Tous furent déçus que Rand n’ait pas l’intention d’entrer dans Illian, mais personne ne se plaignit, du moins pas ouvertement. On vit quand même beaucoup de visages lugubres et on entendit des chuchotements amers quand ils commencèrent à dresser les camps à la hâte. Comme la plupart des grandes cités, Illian avait la réputation d’être mystérieusement exotique, et d’abriter des cabarets attirants et des femmes faciles. Au moins pour les hommes qui n’y étaient jamais allés, même si c’était la capitale de leur pays. L’ignorance exagérait toujours la réputation d’une ville dans ce domaine. Cela étant, seul Morr galopait sur la chaussée. Les hommes en train de planter des piquets de tentes et des pieux pour attacher les chevaux, se redressèrent et le suivirent avec des yeux jaloux. Les nobles l’observèrent avec curiosité, tout en feignant de ne pas le regarder.

Les Asha’man de Gedwyn ne prêtèrent aucune attention à Morr en dressant leur camp qui consistait en une tente noire pour Gedwyn et Rochaid, et une aire d’herbes piétinées et séchées où les autres dormiraient à la belle étoile, enroulés dans leur cape. Bien entendu, on utilisa pour ce faire le Pouvoir, grâce auquel tout avait été fait, y compris l’allumage des feux. Dans les autres camps, certains observaient, médusés, leur tente qui se dressait d’elle-même et les paniers qui flottaient loin des chevaux de bât. Mais la plupart regardaient ailleurs quand ils réalisaient ce qui se passait. Deux ou trois soldats en noir discutaient entre eux.

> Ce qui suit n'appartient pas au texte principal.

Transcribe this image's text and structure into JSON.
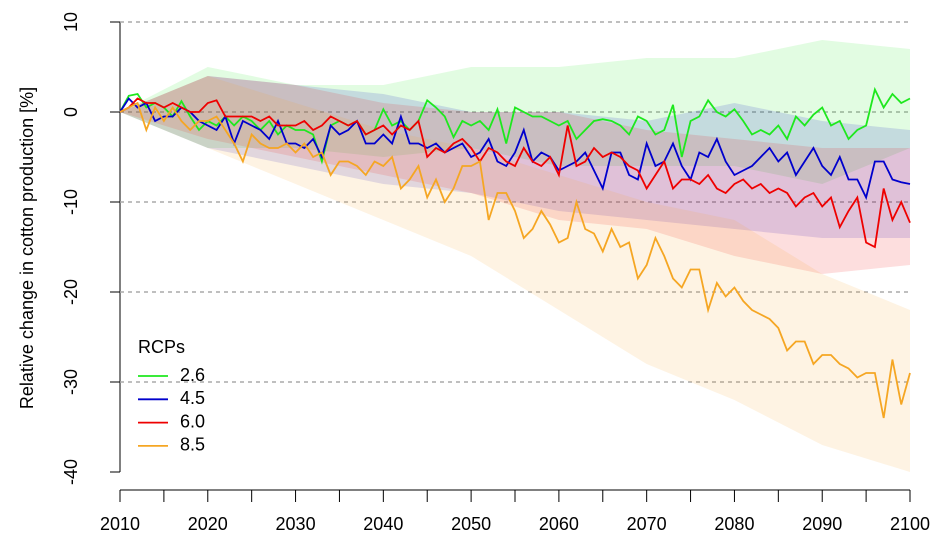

Flinn et les autres ne se joignirent pas au groupe de Gedwyn – ils avaient deux tentes, dressées près de celle de Rand –, mais Dashiva alla trouver le « Chef des Tempêtes » et le « Chef des Attaques », qui surveillaient nonchalamment les opérations, donnant un ordre bref de temps en temps. Ils échangeaient quelques mots, et Dashiva revint, secouant la tête et maugréant entre ses dents. Gedwyn et Rochaid n’étaient pas aimables. Et c’était aussi bien.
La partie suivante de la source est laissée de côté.